I set off from England with a quote from Helen Keller in the back of my mind: ‘No pessimist ever discovered the secret of the stars, or sailed to an uncharted land, or opened a new doorway for the human spirit.’

I feel my ‘optimism’ has paid off – travel allows for creative possibilities, pushes us out of our comfort zone, expand our world-view, and makes us embrace the other – and find we are brothers. As I wrote in the sample chapter I read out at the final event: The desert is the last place you expect to encounter the kindness of strangers but it is the place where you need  it the most.
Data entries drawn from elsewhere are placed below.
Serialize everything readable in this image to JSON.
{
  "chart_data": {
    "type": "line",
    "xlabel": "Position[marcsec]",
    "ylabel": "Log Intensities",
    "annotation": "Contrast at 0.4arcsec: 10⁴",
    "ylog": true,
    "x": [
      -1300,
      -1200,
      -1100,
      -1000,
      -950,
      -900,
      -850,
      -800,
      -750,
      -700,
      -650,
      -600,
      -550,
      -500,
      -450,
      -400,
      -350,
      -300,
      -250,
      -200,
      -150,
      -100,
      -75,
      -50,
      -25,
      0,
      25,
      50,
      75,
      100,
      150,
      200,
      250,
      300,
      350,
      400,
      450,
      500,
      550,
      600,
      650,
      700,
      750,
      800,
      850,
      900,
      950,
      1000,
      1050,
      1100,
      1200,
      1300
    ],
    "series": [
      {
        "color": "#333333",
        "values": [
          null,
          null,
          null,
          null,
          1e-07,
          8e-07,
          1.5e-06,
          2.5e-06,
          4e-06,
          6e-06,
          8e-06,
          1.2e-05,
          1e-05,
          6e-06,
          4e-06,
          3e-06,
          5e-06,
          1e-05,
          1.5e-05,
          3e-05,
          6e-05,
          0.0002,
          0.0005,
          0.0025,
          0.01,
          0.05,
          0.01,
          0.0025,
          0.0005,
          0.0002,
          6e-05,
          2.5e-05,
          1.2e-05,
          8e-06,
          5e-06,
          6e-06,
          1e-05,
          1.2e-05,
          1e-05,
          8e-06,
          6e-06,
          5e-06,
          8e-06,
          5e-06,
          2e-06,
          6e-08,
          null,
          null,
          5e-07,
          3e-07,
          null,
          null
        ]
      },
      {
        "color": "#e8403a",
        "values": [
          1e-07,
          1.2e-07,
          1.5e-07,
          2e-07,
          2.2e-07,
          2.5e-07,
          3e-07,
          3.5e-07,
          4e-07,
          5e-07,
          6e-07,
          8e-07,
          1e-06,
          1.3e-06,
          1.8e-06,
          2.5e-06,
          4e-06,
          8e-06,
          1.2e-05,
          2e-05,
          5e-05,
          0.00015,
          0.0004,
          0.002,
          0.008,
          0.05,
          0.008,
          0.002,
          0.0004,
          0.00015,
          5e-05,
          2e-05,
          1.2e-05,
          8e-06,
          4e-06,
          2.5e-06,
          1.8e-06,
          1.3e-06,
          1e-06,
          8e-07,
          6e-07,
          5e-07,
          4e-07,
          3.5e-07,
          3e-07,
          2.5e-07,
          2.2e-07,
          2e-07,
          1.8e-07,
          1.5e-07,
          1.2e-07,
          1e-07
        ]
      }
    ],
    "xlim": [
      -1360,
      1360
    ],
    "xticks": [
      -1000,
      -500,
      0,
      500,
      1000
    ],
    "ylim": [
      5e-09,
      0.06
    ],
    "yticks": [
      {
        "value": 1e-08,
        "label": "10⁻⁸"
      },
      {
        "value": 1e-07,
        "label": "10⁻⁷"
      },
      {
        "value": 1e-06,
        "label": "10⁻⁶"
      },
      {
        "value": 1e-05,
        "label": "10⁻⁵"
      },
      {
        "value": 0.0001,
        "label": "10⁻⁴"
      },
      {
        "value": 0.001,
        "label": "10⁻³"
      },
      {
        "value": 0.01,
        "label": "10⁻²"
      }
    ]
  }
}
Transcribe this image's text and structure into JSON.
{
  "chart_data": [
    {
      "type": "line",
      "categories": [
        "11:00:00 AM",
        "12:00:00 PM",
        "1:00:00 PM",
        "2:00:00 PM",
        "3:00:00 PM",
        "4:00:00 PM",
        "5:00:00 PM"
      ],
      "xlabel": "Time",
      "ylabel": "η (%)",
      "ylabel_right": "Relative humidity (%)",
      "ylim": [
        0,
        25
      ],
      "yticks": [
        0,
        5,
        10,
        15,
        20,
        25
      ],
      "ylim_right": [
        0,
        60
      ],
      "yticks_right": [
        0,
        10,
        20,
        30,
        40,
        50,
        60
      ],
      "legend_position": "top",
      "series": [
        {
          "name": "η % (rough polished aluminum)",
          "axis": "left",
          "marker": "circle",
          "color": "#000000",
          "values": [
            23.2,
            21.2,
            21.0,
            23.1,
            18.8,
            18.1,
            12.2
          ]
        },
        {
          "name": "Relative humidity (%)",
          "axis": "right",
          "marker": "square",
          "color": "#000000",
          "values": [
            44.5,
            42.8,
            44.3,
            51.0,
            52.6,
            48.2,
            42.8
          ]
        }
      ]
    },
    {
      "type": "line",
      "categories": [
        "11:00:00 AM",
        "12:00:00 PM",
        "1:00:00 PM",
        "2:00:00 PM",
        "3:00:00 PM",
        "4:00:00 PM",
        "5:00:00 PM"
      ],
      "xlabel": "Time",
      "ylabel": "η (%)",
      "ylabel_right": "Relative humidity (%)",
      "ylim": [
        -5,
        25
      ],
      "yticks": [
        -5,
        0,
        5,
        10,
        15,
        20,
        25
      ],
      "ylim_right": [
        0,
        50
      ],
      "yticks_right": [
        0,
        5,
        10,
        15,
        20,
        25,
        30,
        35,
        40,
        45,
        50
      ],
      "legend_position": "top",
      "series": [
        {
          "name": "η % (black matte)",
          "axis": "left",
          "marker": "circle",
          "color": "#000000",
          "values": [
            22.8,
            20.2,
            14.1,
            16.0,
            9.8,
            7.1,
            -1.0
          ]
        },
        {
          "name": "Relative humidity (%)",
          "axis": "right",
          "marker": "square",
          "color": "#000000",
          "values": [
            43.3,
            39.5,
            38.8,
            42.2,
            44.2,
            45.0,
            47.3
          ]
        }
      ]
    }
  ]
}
The more isolated we become, the more hostile the environment, the more we need each other.

To write a book about strangers meeting in the desert in a place where … strangers meet in the desert couldn’t have been more perfect. El Gouna is a wonderful international zone where the kindness of strangers can be encountered daily:

Love ye therefore the stranger: for ye were strangers in the land of Egypt (10:19)

Email to Anthony (fellow writer/creative writing teacher): Anyway, it’s been a really productive time – just got to the end of the 2nd Draft of The Burning Path, and I can’t wait for people to read it. I think its my best yet – but you have to believe that, don’t you! The style is alot more stripped back. I wrote it the year my Dad died and maybe the austere aesthetic reflects that, but there’s is real beauty in the desert vistas and cultures, as I’ve discovered. Ultimately it’s an affirmation of the desert, its ecology and ethos, its abundant ‘nothingness’ – the opposite of Western consumer culture! It cries out Less is More.